Viewing American history through a perverted pop prism

Looking for a serious theater piece that dramatically explores the life of our seventh president and conscientiously appraises his triumphs and his failings? Tough titties! Sober reflection and nuanced characterization are not in the arsenal of Bloody Bloody Andrew Jackson, the rockin', raucous, profane and incendiary musical now in its regional premiere at Actor's Theatre of Charlotte.

Historical accuracy is tossed out the window as soon as we hear that Old Hickory was born in Tennessee rather than here in the Carolinas. What 2011 Tony Award-winning book writer Alex Timbers wants to tell us — and what director Chip Decker devilishly delights in showing is — was crystallized for me in two iconic scenes. In the first, Jax stands front and center of a dance tableau, finger-snapping and performing moves clearly intended to evoke the classic Thriller video of his namesake, Michael Jackson. Later, after he's elected to the White House on his second try, he's surrounded by slutty hangers-on whom he considers the voice of the people in helping him to decide on the vexing Indian question of the day, namely how to get rid of them.

The arrogance and decadence definitely smack of Elvis — and multitudes of his rock-star descendants. That's the central concept. Whatever the 19th century equivalent was for the realm of pop or rock, AJ was the king of it in his era.

Dealing with a man who played fast and loose with the finer shadings of democracy, expanding the spoils system of political appointments while abolishing the National Bank, and who owned upwards of 300 slaves, slaughtered hundreds of Native Americans and displaced thousands more, Timbers feels no obligation to uphold the politically correct values of fairness, balance or verisimilitude. Neither Elvis nor MJ lived to the age Old Hickory was on his first presidential inauguration, yet Timbers never shows him reaching middle age, and the songs written by Michael Friedman are more simplistic, boorish and chaotic than either of the latter-day kings ever sang, shamelessly reeking with the angst of our own punk-vanquished New Millennium.

"Populism, Yea, Yea!" sets the tone immediately, rooting Andrew's political antagonism toward the elites in a girl's refusal to go out with him while he was in school and — with the input of the female backup singers — setting his agenda as taking government back from "people who think about things" and this land back from "the Indians, the French and Spanish, and other people in other European countries? I'm pretty sure it's our land anyway." Or so it is when you listen to the original Broadway cast album. Clarity is not so readily available at 650 E. Stonewall St.

Decker & Co. definitely haven't compromised the greater rock virtue of audibility in specially reconfiguring the Actor's Theatre stage for this production.

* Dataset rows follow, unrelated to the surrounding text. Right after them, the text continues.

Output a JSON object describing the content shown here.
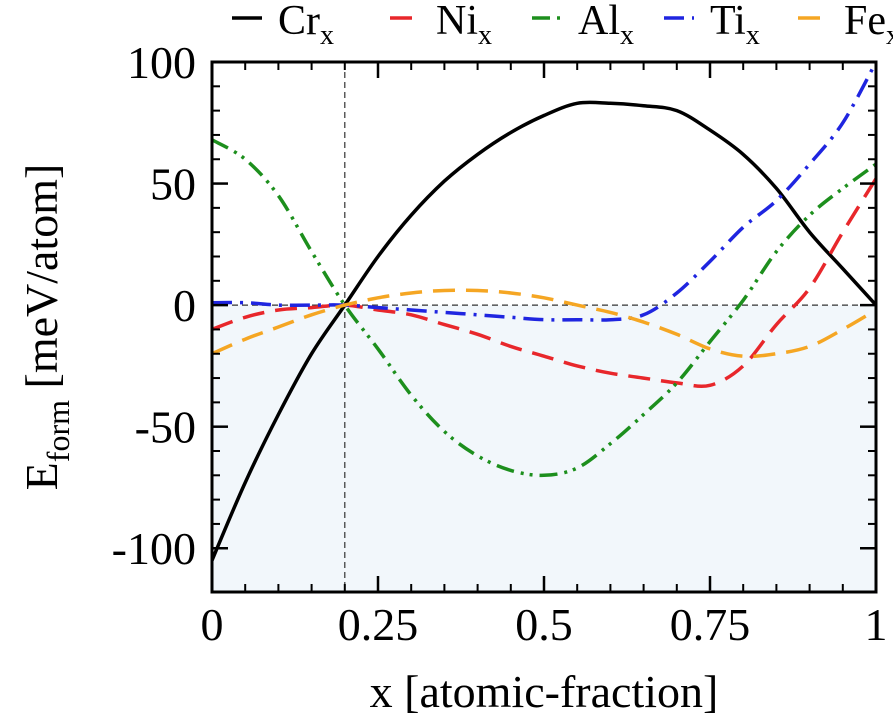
{
  "chart_data": {
    "type": "line",
    "xlabel": "x [atomic-fraction]",
    "ylabel": {
      "main": "E",
      "sub": "form",
      "rest": " [meV/atom]"
    },
    "xlim": [
      0,
      1
    ],
    "ylim": [
      -118,
      100
    ],
    "x_ticks": [
      {
        "value": 0,
        "label": "0"
      },
      {
        "value": 0.25,
        "label": "0.25"
      },
      {
        "value": 0.5,
        "label": "0.5"
      },
      {
        "value": 0.75,
        "label": "0.75"
      },
      {
        "value": 1,
        "label": "1"
      }
    ],
    "y_ticks": [
      {
        "value": 100,
        "label": "100"
      },
      {
        "value": 50,
        "label": "50"
      },
      {
        "value": 0,
        "label": "0"
      },
      {
        "value": -50,
        "label": "-50"
      },
      {
        "value": -100,
        "label": "-100"
      }
    ],
    "shaded_region": {
      "below_y": 0,
      "color": "#f2f7fb"
    },
    "reference_lines": [
      {
        "orientation": "horizontal",
        "value": 0,
        "style": "dashed"
      },
      {
        "orientation": "vertical",
        "value": 0.2,
        "style": "dashed"
      }
    ],
    "series": [
      {
        "name": "Cr",
        "sub": "x",
        "color": "#000000",
        "dash": "solid",
        "x": [
          0,
          0.05,
          0.1,
          0.15,
          0.2,
          0.25,
          0.3,
          0.35,
          0.4,
          0.45,
          0.5,
          0.55,
          0.6,
          0.65,
          0.7,
          0.75,
          0.8,
          0.85,
          0.9,
          0.95,
          1
        ],
        "y": [
          -105,
          -73,
          -45,
          -20,
          0,
          20,
          37,
          51,
          62,
          71,
          78,
          83,
          83,
          82,
          80,
          72,
          62,
          48,
          30,
          15,
          0
        ]
      },
      {
        "name": "Ni",
        "sub": "x",
        "color": "#e8272b",
        "dash": "dashed",
        "x": [
          0,
          0.05,
          0.1,
          0.15,
          0.2,
          0.25,
          0.3,
          0.35,
          0.4,
          0.45,
          0.5,
          0.55,
          0.6,
          0.65,
          0.7,
          0.75,
          0.8,
          0.85,
          0.9,
          0.95,
          1
        ],
        "y": [
          -10,
          -5,
          -2,
          -1,
          0,
          -2,
          -4,
          -8,
          -12,
          -17,
          -21,
          -25,
          -28,
          -30,
          -32,
          -33,
          -25,
          -8,
          7,
          30,
          52
        ]
      },
      {
        "name": "Al",
        "sub": "x",
        "color": "#1d8f1d",
        "dash": "dashdotdot",
        "x": [
          0,
          0.05,
          0.1,
          0.15,
          0.2,
          0.25,
          0.3,
          0.35,
          0.4,
          0.45,
          0.5,
          0.55,
          0.6,
          0.65,
          0.7,
          0.75,
          0.8,
          0.85,
          0.9,
          0.95,
          1
        ],
        "y": [
          68,
          60,
          45,
          22,
          0,
          -18,
          -37,
          -52,
          -62,
          -68,
          -70,
          -67,
          -57,
          -45,
          -32,
          -15,
          2,
          22,
          37,
          48,
          58
        ]
      },
      {
        "name": "Ti",
        "sub": "x",
        "color": "#1f25e0",
        "dash": "dashdot",
        "x": [
          0,
          0.05,
          0.1,
          0.15,
          0.2,
          0.25,
          0.3,
          0.35,
          0.4,
          0.45,
          0.5,
          0.55,
          0.6,
          0.65,
          0.7,
          0.75,
          0.8,
          0.85,
          0.9,
          0.95,
          1
        ],
        "y": [
          1,
          1,
          0,
          0,
          0,
          -1,
          -2,
          -3,
          -4,
          -5,
          -6,
          -6,
          -6,
          -4,
          5,
          18,
          32,
          43,
          58,
          75,
          100
        ]
      },
      {
        "name": "Fe",
        "sub": "x",
        "color": "#f5a623",
        "dash": "dashed",
        "x": [
          0,
          0.05,
          0.1,
          0.15,
          0.2,
          0.25,
          0.3,
          0.35,
          0.4,
          0.45,
          0.5,
          0.55,
          0.6,
          0.65,
          0.7,
          0.75,
          0.8,
          0.85,
          0.9,
          0.95,
          1
        ],
        "y": [
          -20,
          -14,
          -9,
          -4,
          0,
          3,
          5,
          6,
          6,
          5,
          3,
          0,
          -3,
          -7,
          -12,
          -18,
          -21,
          -20,
          -17,
          -10,
          -2
        ]
      }
    ]
  }
}
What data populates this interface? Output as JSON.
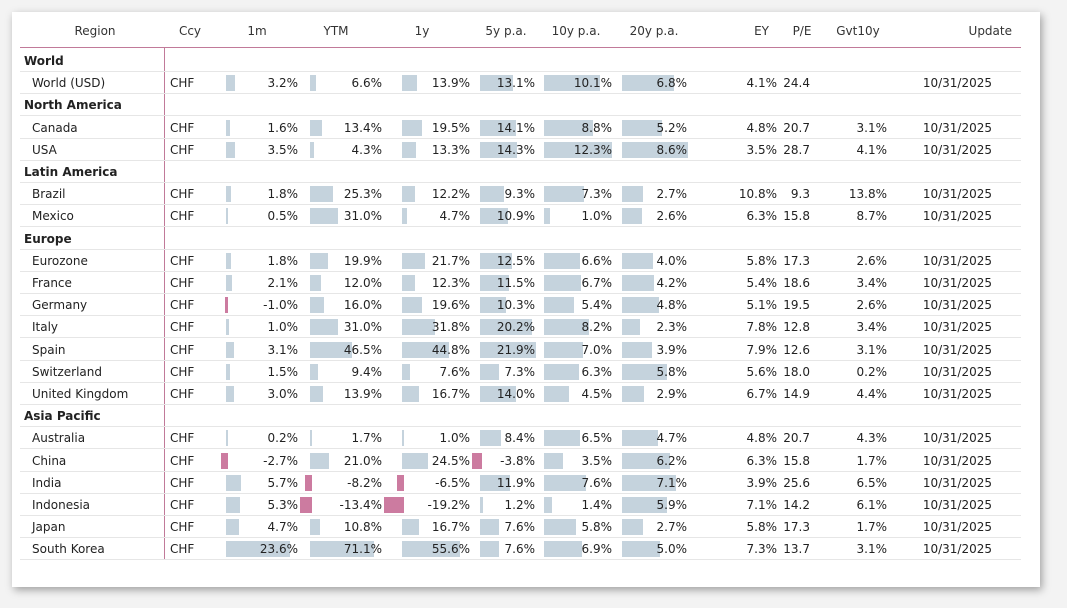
{
  "colors": {
    "positive_bar": "#c5d3dd",
    "negative_bar": "#cc7ba0",
    "separator": "#c17a99"
  },
  "headers": {
    "region": "Region",
    "ccy": "Ccy",
    "m1": "1m",
    "ytm": "YTM",
    "y1": "1y",
    "y5": "5y p.a.",
    "y10": "10y p.a.",
    "y20": "20y p.a.",
    "ey": "EY",
    "pe": "P/E",
    "gvt": "Gvt10y",
    "update": "Update"
  },
  "groups": [
    {
      "name": "World",
      "rows": [
        {
          "region": "World (USD)",
          "ccy": "CHF",
          "m1": "3.2%",
          "ytm": "6.6%",
          "y1": "13.9%",
          "y5": "13.1%",
          "y10": "10.1%",
          "y20": "6.8%",
          "ey": "4.1%",
          "pe": "24.4",
          "gvt": "",
          "update": "10/31/2025"
        }
      ]
    },
    {
      "name": "North America",
      "rows": [
        {
          "region": "Canada",
          "ccy": "CHF",
          "m1": "1.6%",
          "ytm": "13.4%",
          "y1": "19.5%",
          "y5": "14.1%",
          "y10": "8.8%",
          "y20": "5.2%",
          "ey": "4.8%",
          "pe": "20.7",
          "gvt": "3.1%",
          "update": "10/31/2025"
        },
        {
          "region": "USA",
          "ccy": "CHF",
          "m1": "3.5%",
          "ytm": "4.3%",
          "y1": "13.3%",
          "y5": "14.3%",
          "y10": "12.3%",
          "y20": "8.6%",
          "ey": "3.5%",
          "pe": "28.7",
          "gvt": "4.1%",
          "update": "10/31/2025"
        }
      ]
    },
    {
      "name": "Latin America",
      "rows": [
        {
          "region": "Brazil",
          "ccy": "CHF",
          "m1": "1.8%",
          "ytm": "25.3%",
          "y1": "12.2%",
          "y5": "9.3%",
          "y10": "7.3%",
          "y20": "2.7%",
          "ey": "10.8%",
          "pe": "9.3",
          "gvt": "13.8%",
          "update": "10/31/2025"
        },
        {
          "region": "Mexico",
          "ccy": "CHF",
          "m1": "0.5%",
          "ytm": "31.0%",
          "y1": "4.7%",
          "y5": "10.9%",
          "y10": "1.0%",
          "y20": "2.6%",
          "ey": "6.3%",
          "pe": "15.8",
          "gvt": "8.7%",
          "update": "10/31/2025"
        }
      ]
    },
    {
      "name": "Europe",
      "rows": [
        {
          "region": "Eurozone",
          "ccy": "CHF",
          "m1": "1.8%",
          "ytm": "19.9%",
          "y1": "21.7%",
          "y5": "12.5%",
          "y10": "6.6%",
          "y20": "4.0%",
          "ey": "5.8%",
          "pe": "17.3",
          "gvt": "2.6%",
          "update": "10/31/2025"
        },
        {
          "region": "France",
          "ccy": "CHF",
          "m1": "2.1%",
          "ytm": "12.0%",
          "y1": "12.3%",
          "y5": "11.5%",
          "y10": "6.7%",
          "y20": "4.2%",
          "ey": "5.4%",
          "pe": "18.6",
          "gvt": "3.4%",
          "update": "10/31/2025"
        },
        {
          "region": "Germany",
          "ccy": "CHF",
          "m1": "-1.0%",
          "ytm": "16.0%",
          "y1": "19.6%",
          "y5": "10.3%",
          "y10": "5.4%",
          "y20": "4.8%",
          "ey": "5.1%",
          "pe": "19.5",
          "gvt": "2.6%",
          "update": "10/31/2025"
        },
        {
          "region": "Italy",
          "ccy": "CHF",
          "m1": "1.0%",
          "ytm": "31.0%",
          "y1": "31.8%",
          "y5": "20.2%",
          "y10": "8.2%",
          "y20": "2.3%",
          "ey": "7.8%",
          "pe": "12.8",
          "gvt": "3.4%",
          "update": "10/31/2025"
        },
        {
          "region": "Spain",
          "ccy": "CHF",
          "m1": "3.1%",
          "ytm": "46.5%",
          "y1": "44.8%",
          "y5": "21.9%",
          "y10": "7.0%",
          "y20": "3.9%",
          "ey": "7.9%",
          "pe": "12.6",
          "gvt": "3.1%",
          "update": "10/31/2025"
        },
        {
          "region": "Switzerland",
          "ccy": "CHF",
          "m1": "1.5%",
          "ytm": "9.4%",
          "y1": "7.6%",
          "y5": "7.3%",
          "y10": "6.3%",
          "y20": "5.8%",
          "ey": "5.6%",
          "pe": "18.0",
          "gvt": "0.2%",
          "update": "10/31/2025"
        },
        {
          "region": "United Kingdom",
          "ccy": "CHF",
          "m1": "3.0%",
          "ytm": "13.9%",
          "y1": "16.7%",
          "y5": "14.0%",
          "y10": "4.5%",
          "y20": "2.9%",
          "ey": "6.7%",
          "pe": "14.9",
          "gvt": "4.4%",
          "update": "10/31/2025"
        }
      ]
    },
    {
      "name": "Asia Pacific",
      "rows": [
        {
          "region": "Australia",
          "ccy": "CHF",
          "m1": "0.2%",
          "ytm": "1.7%",
          "y1": "1.0%",
          "y5": "8.4%",
          "y10": "6.5%",
          "y20": "4.7%",
          "ey": "4.8%",
          "pe": "20.7",
          "gvt": "4.3%",
          "update": "10/31/2025"
        },
        {
          "region": "China",
          "ccy": "CHF",
          "m1": "-2.7%",
          "ytm": "21.0%",
          "y1": "24.5%",
          "y5": "-3.8%",
          "y10": "3.5%",
          "y20": "6.2%",
          "ey": "6.3%",
          "pe": "15.8",
          "gvt": "1.7%",
          "update": "10/31/2025"
        },
        {
          "region": "India",
          "ccy": "CHF",
          "m1": "5.7%",
          "ytm": "-8.2%",
          "y1": "-6.5%",
          "y5": "11.9%",
          "y10": "7.6%",
          "y20": "7.1%",
          "ey": "3.9%",
          "pe": "25.6",
          "gvt": "6.5%",
          "update": "10/31/2025"
        },
        {
          "region": "Indonesia",
          "ccy": "CHF",
          "m1": "5.3%",
          "ytm": "-13.4%",
          "y1": "-19.2%",
          "y5": "1.2%",
          "y10": "1.4%",
          "y20": "5.9%",
          "ey": "7.1%",
          "pe": "14.2",
          "gvt": "6.1%",
          "update": "10/31/2025"
        },
        {
          "region": "Japan",
          "ccy": "CHF",
          "m1": "4.7%",
          "ytm": "10.8%",
          "y1": "16.7%",
          "y5": "7.6%",
          "y10": "5.8%",
          "y20": "2.7%",
          "ey": "5.8%",
          "pe": "17.3",
          "gvt": "1.7%",
          "update": "10/31/2025"
        },
        {
          "region": "South Korea",
          "ccy": "CHF",
          "m1": "23.6%",
          "ytm": "71.1%",
          "y1": "55.6%",
          "y5": "7.6%",
          "y10": "6.9%",
          "y20": "5.0%",
          "ey": "7.3%",
          "pe": "13.7",
          "gvt": "3.1%",
          "update": "10/31/2025"
        }
      ]
    }
  ]
}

The usual stadium seats have been radically abbreviated, and with the mainstage jutting forward in a thrust configuration, two new banks of seats have sprouted up to flank the players. We feel closer to the action because the rows of seats have been split in three and because the action flows out more freely into the aisles, sandwiching us. Borderlines between actors and musicians are similarly broken down in Decker's magnificently rustic set design, where the band mostly lurks upstage — unless members of the power trio step forward. Or they're joined by guitarists Jeremy DeCarlos and Matt Carlson, when they can moonlight from their respective chores as Black Fox and John Quincy Adams.

On his backwoods landscape, Decker initiates a convivial party vibe in a pre-show that is probably close to the ideal envisioned by the producers of the current run of Once on Broadway. Then he shuffles role assignments so thoroughly that the Broadway playbill is little help in sorting out which supporting players are singing or playing what. Nor does the inclusion of a faithfully reproduced list of musical numbers help matters much, since the cast list has been purged of basic ID info such as who is Adams, Henry Clay, Martin Van Buren, James Monroe and John C. Calhoun, let alone Mysterious Female. With a third of the cast totally new to Charlotte, I'd still be on the phone sorting things out if it weren't for the saving grace of the headshots included with the cast bios.

The most startling headshot is of Bo Broadwell, who looks as wholesome as Mister Rogers in the playbill yet makes a stunning debut as Bloody Andrew. If Jackson isn't exactly subtle, he is complex. The staunch slaveholder mightily opposes South Carolina's secessionist move in the Nullification Crisis during his first term, and while he was perhaps the most potent poison for Native Americans in our history, we see him adopting a Native American, Lyncoya (Lorcan Douglas), as his own son. Broadwell beautifully enfolds these contradictions into his punk persona and makes them cohere.

Rolling onto the stage at regular intervals as our Storyteller — and regularly taking fire from her anti-intellectual, trigger-happy hero — Jennie Greenfield reliably injects comedy into the proceedings whenever she appears. Reviving memories of her recent turn in La Ronde, Nicia Carla turns Jackson's wife Rachel into a slatternly temptress. They did commit bigamy to wed, sufficiently justifying this deliciously déclassé portrayal. Listed among the Ensemble, newcomer Mikaela Fleming steps up to solo on numerous occasions, most notably in "Ten Little Indians," a sobering countdown to genocide.

DeCarlos ably supplies the remainder of the gravitas as Black Fox, a Jackson confidante who betrays a portion of his people in order save other tribes, including his own — until the superstar's megalomania becomes too much. Joe Rux is scandalously effete and subservient as Van Buren, the Jackson rival who becomes his VP, disdaining a wig with an outrageously frizzed hairdo, a simpering riot every time he dons VB's gilded waistcoat.

Rux also supplants Decker in giving the opening curtain speech, probably because it's too too freewheeling and loaded with profanities for an artistic director of a respected professional theater company to soil himself with. But it definitely gives us fair notice of what we're in for, a punkish advisory to fasten our seatbelts. Reverence and propriety will be tossed to the winds, and in yielding to it, we become implicated in the joy and horror of the "sometimes you have to kill everyone" American Experience.